JIKA Hitler memang menulis catatan harian, bahasa apa gerangan
yang dipakainya?
Ia tak biasa dengan bahasa yang bicara teduh dengan diri
sendiri. Ia biasa bicara untuk kelompok orang ramai. Ia tak
biasa memakai bahasa yang dengan tajam merumuskan kenyataan. Ia
terbiasa dengan superlatif. Ia cenderung meniup kata menjadi
balon.
Di penjara Landsberg -- cobaan pertama dalam perjuangan
politiknya di tahun 1923 -- ia pertama kalinya menulis sebuah
buku. Judulnya pun panjang dan beringas: Empat Setengah Tahun
Perjuangan Melawan Kebohongan, Kebodohan dan Kepengecutan.
Semangatnya tinggi. Ia mengetik manuskripnya dengan dua jari,
pada mesin ketik yang dipinjamkan oleh sipir -- kadang ketika
jendela sel bocor di bawah hujan lebat. Tiap kali satu bagian
rampung, ia akan membacakannya keras-keras di depan kawan-kawan
separtainya yang juga ditahan.
Ia senang dengan kesibukan ini, merasa sedang mengerjakan satu
karya besar, filsafat hidupnya. "Para penguasa itu salah dengan
menahanku," demikian ia berkata. "Sebetulnya lebih bijaksana
bila mereka membiarkan aku berpidato sepanjang waktu ...."

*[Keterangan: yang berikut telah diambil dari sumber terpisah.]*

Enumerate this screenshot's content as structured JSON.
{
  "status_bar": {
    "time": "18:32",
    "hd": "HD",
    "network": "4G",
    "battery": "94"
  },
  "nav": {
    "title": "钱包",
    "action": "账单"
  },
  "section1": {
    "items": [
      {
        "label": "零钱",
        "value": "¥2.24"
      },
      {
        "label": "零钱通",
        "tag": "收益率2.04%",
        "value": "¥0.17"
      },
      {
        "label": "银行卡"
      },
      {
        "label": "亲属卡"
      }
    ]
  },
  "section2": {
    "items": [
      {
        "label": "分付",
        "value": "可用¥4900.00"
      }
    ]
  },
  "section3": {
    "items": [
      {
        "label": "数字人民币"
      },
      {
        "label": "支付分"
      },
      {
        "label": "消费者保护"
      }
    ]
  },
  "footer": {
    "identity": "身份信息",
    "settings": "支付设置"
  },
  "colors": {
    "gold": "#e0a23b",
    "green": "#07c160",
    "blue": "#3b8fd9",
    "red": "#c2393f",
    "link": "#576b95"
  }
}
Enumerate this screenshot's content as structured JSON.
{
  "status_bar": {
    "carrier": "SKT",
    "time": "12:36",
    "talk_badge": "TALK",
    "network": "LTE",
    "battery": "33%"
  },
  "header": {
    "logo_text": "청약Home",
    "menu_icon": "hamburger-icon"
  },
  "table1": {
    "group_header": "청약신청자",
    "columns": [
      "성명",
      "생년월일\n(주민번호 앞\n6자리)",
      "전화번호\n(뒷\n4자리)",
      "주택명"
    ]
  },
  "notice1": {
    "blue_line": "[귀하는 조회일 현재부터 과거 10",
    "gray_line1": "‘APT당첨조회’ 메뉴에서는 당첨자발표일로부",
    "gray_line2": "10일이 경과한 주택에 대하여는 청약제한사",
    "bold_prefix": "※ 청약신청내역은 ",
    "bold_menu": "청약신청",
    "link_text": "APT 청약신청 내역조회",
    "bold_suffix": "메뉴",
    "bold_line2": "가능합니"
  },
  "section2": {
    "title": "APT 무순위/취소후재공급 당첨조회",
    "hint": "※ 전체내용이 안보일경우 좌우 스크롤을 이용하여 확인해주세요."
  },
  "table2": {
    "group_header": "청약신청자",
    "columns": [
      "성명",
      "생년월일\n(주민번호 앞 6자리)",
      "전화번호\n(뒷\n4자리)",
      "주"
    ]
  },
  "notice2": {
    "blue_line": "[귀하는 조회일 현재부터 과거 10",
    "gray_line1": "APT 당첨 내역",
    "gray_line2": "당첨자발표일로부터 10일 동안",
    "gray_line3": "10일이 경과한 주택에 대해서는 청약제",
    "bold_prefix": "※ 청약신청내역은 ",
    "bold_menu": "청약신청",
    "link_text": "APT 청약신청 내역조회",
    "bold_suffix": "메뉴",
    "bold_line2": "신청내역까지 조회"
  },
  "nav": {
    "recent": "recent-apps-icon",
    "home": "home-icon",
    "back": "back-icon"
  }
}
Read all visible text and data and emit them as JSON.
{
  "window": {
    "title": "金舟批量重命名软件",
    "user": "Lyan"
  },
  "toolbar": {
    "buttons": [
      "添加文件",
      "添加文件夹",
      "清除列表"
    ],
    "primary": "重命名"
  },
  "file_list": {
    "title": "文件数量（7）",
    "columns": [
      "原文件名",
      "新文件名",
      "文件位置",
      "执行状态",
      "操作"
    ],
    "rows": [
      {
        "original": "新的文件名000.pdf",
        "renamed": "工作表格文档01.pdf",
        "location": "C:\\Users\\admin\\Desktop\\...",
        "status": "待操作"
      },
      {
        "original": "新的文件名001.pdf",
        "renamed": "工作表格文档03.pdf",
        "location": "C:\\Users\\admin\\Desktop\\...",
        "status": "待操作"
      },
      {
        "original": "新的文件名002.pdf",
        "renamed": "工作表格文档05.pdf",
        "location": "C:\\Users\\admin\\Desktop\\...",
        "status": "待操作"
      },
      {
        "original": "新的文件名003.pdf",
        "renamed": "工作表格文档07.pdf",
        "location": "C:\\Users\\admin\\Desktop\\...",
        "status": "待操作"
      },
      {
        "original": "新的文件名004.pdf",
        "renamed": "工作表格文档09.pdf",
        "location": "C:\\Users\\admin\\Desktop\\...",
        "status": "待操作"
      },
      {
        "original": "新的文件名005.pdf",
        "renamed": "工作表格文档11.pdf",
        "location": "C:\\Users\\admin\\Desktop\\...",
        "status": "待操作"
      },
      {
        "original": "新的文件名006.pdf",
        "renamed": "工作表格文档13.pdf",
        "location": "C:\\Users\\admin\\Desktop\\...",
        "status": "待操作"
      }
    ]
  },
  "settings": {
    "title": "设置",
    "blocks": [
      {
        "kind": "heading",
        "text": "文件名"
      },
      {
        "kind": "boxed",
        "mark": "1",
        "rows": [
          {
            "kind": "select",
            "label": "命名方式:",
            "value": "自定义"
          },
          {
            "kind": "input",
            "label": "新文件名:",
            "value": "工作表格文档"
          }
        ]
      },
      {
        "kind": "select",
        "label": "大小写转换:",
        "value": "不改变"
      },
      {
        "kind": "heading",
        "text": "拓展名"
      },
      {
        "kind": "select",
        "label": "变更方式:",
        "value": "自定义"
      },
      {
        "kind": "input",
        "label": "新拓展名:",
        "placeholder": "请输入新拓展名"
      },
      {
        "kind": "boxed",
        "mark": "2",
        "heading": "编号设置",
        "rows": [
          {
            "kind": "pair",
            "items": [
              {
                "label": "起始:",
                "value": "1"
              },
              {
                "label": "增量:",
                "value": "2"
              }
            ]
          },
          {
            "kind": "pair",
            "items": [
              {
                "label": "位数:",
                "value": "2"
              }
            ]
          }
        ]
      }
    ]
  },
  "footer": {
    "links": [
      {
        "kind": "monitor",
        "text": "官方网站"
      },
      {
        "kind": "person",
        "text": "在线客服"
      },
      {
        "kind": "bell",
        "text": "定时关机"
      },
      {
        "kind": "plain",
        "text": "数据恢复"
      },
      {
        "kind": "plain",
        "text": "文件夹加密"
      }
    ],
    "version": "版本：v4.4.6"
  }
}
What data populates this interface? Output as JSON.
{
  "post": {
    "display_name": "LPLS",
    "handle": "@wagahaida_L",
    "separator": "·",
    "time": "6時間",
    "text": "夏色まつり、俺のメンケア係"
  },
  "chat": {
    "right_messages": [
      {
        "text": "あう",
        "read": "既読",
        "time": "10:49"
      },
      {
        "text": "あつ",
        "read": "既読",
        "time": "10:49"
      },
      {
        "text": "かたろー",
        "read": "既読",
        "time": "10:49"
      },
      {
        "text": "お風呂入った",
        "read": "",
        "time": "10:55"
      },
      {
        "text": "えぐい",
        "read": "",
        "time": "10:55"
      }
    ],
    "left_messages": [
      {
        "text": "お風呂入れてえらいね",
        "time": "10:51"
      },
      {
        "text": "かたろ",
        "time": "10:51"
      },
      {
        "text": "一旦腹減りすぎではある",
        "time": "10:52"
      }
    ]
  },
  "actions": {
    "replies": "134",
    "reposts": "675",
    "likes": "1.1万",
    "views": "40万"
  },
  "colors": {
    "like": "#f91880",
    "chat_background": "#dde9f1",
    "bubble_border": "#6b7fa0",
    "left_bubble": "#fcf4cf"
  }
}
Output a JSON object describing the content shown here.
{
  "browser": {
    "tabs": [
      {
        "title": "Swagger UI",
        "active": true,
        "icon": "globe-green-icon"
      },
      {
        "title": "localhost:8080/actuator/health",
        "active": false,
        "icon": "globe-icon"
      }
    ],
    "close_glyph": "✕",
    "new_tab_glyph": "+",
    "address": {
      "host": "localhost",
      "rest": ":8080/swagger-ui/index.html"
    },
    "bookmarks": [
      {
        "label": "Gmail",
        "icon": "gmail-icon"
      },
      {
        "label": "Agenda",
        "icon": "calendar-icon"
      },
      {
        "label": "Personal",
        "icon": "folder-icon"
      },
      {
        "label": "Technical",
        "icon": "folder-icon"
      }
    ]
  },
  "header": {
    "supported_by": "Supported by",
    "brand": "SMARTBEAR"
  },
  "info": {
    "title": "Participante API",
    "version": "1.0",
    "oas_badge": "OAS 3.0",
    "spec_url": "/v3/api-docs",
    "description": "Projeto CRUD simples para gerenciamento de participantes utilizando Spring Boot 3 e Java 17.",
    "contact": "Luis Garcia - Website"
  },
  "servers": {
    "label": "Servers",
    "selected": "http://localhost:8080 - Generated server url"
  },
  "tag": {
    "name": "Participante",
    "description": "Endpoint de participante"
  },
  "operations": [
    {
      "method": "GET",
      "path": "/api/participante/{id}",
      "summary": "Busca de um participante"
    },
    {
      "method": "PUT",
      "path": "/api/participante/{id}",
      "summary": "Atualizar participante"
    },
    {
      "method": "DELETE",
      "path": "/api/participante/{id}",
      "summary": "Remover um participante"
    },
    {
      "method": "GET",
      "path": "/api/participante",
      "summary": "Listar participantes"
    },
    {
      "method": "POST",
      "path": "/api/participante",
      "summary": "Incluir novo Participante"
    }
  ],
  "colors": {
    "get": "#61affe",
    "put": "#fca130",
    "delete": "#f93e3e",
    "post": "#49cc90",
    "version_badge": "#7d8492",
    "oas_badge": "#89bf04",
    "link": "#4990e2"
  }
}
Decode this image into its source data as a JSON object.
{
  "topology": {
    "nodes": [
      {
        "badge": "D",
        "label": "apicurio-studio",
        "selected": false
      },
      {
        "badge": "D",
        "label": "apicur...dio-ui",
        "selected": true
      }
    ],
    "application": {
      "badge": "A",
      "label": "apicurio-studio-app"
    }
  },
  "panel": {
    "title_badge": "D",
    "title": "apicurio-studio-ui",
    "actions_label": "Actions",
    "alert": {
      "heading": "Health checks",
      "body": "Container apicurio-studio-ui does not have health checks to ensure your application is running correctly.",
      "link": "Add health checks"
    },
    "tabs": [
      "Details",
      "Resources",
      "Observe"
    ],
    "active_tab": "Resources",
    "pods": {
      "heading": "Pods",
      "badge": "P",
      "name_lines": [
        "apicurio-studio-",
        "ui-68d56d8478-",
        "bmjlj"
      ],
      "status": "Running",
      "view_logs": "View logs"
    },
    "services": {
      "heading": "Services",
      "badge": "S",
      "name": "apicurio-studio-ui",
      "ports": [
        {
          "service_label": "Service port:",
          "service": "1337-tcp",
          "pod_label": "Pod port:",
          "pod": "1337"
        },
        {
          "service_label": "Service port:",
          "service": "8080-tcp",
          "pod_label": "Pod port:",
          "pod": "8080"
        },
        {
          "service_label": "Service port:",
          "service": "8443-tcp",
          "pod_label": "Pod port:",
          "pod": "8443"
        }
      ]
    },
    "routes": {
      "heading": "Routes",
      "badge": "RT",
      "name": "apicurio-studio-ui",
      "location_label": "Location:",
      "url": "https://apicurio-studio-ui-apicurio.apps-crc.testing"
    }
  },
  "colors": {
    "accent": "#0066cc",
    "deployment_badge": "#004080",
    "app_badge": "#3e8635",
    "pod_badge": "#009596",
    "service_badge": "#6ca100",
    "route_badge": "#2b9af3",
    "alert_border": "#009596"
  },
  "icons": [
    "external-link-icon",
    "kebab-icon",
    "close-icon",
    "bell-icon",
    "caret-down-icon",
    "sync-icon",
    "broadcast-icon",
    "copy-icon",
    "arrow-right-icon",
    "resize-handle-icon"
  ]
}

Dengan tak lagi boleh pidato, dengan terkunci di sel di
Landsberg, Hitler merasa dapat kesempatan merumuskan buah
pikirannya.
Tapi apa sebenarnya beda antara buku "filsafat" Hitler dan
retorikanya di depan khalayak? Ketika ia keluar dari penjara,
dan tinggal di desa pegunungan di Berchtesgaden yang indah, ia
meneruskan menulis buku yang kemudian disebut Mein Kampf itu. Di
situ ia dibantu oleh beberapa teman, antara lain Hanfstaengl,
yang mencoba mengedit kalimat-kalimat Hitler: superlatifnya
dicoret. Tapi Hitler selalu mengembalikan apa yang dicoret itu.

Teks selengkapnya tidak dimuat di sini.